La technologie qui pourrait bâtir les prochaines bases lunaires

Sur la Lune, rien n’est facile à remplacer. Chaque outil, chaque pièce de rechange et chaque composant structurel doit être lancé depuis la Terre, à un coût très élevé. La solution, selon des chercheurs de l’université Ohio State, pourrait bien se cacher dans la poussière sous les bottes des astronautes.
Cette poussière porte un nom : régolite lunaire. Il d’agit d’une couche meuble de roches fragmentées, accumulée au fil de milliards d’années d’impacts de météorites. Elle est abondante et non toxique, ce qui en fait un candidat évident pour la fabrication in-situ.
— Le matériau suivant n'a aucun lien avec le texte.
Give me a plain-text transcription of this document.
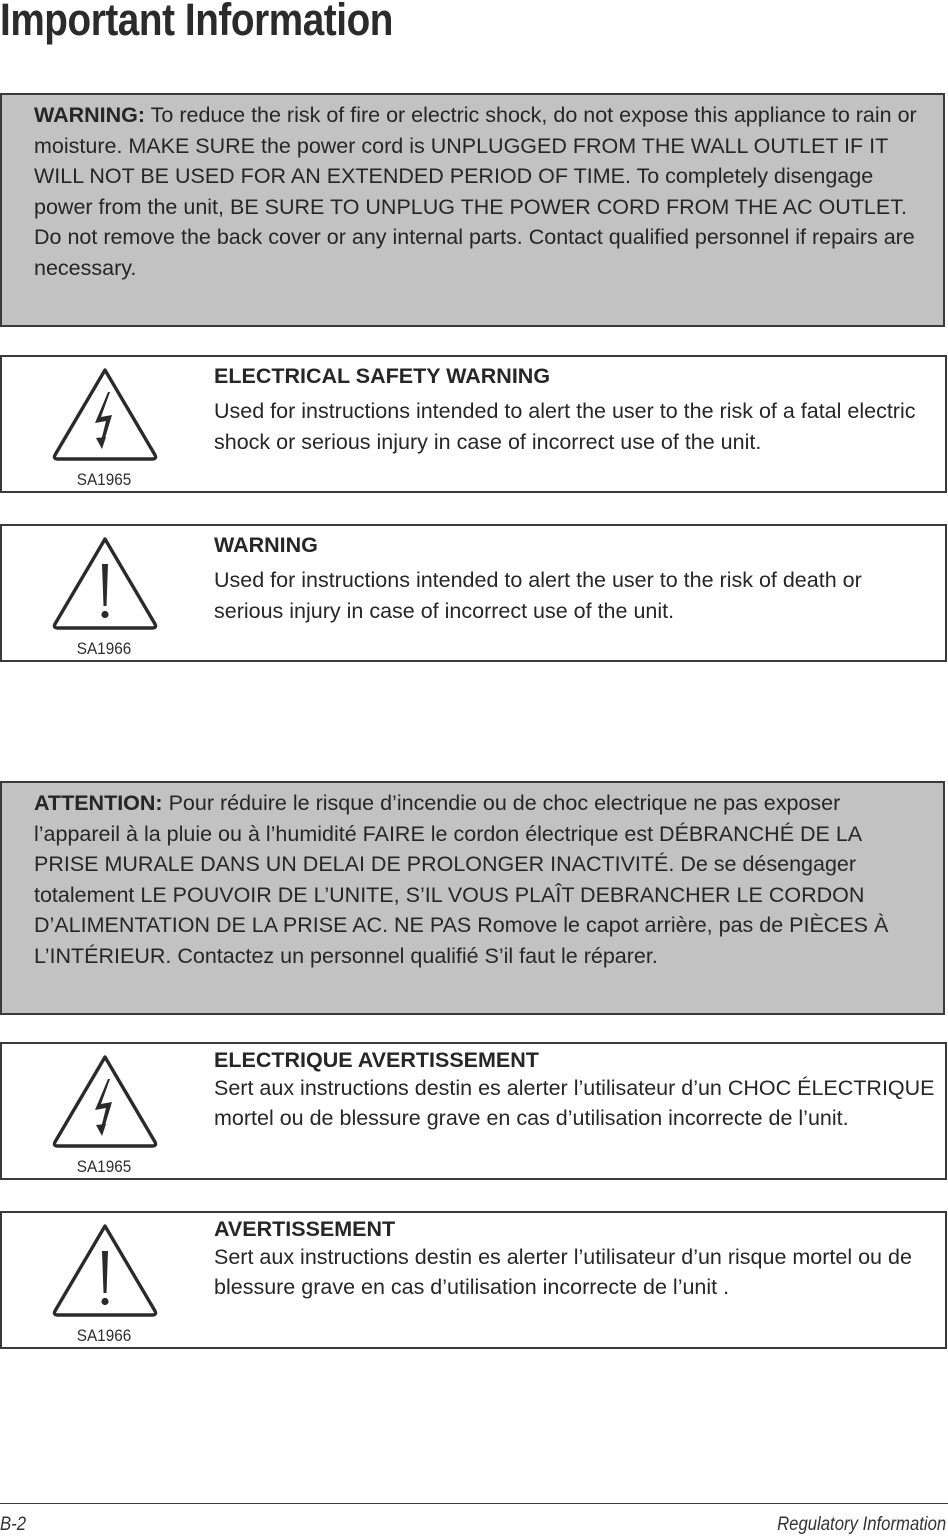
Important Information

WARNING: To reduce the risk of fire or electric shock, do not expose this appliance to rain or moisture. MAKE SURE the power cord is UNPLUGGED FROM THE WALL OUTLET IF IT WILL NOT BE USED FOR AN EXTENDED PERIOD OF TIME. To completely disengage power from the unit, BE SURE TO UNPLUG THE POWER CORD FROM THE AC OUTLET. Do not remove the back cover or any internal parts. Contact qualified personnel if repairs are necessary.

SA1965

ELECTRICAL SAFETY WARNING

Used for instructions intended to alert the user to the risk of a fatal electric shock or serious injury in case of incorrect use of the unit.

SA1966

WARNING

Used for instructions intended to alert the user to the risk of death or serious injury in case of incorrect use of the unit.

ATTENTION: Pour réduire le risque d’incendie ou de choc electrique ne pas exposer l’appareil à la pluie ou à l’humidité FAIRE le cordon électrique est DÉBRANCHÉ DE LA PRISE MURALE DANS UN DELAI DE PROLONGER INACTIVITÉ. De se désengager totalement LE POUVOIR DE L’UNITE, S’IL VOUS PLAÎT DEBRANCHER LE CORDON D’ALIMENTATION DE LA PRISE AC. NE PAS Romove le capot arrière, pas de PIÈCES À L’INTÉRIEUR. Contactez un personnel qualifié S’il faut le réparer.

SA1965

ELECTRIQUE AVERTISSEMENT

Sert aux instructions destin es alerter l’utilisateur d’un CHOC ÉLECTRIQUE mortel ou de blessure grave en cas d’utilisation incorrecte de l’unit.

SA1966

AVERTISSEMENT

Sert aux instructions destin es alerter l’utilisateur d’un risque mortel ou de blessure grave en cas d’utilisation incorrecte de l’unit .

B-2	Regulatory Information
Lorsque chaque kilogramme lancé depuis la Terre coûte une fortune, construire avec des matériaux disponibles localement cesse d’être une idée intéressante et devient une nécessité.

Pourquoi le dépôt d’énergie par laser ?
La question suivante est de savoir comment le transformer. Plusieurs techniques de fabrication additive ont déjà été testées avec des simulants de régolite lunaire, mais la plupart présentent un inconvénient. La fusion laser sur lit de poudre nécessite de grands bacs de poudre et le liage de poudre nécessite des liants chimiques. Mais lorsqu’un système de fabrication doit tenir dans un vaisseau spatial, ces méthodes deviennent rapidement impraticables.
Le dépôt direct d’énergie par laser (LDED) offre une solution. Il injecte le régolithe directement dans un bain de fusion laser, se comportant davantage comme un soudeur robotisé que comme une imprimante 3D traditionnelle. Cette distinction est importante. Le LDED peut construire sur des surfaces existantes et réparer des structures endommagées sur place, au lieu de se contenter de fabriquer de nouvelles pièces dans une chambre confinée. Sur une base lunaire, où un composant fissuré pourrait être catastrophique, cette capacité n’est pas un détail mineur.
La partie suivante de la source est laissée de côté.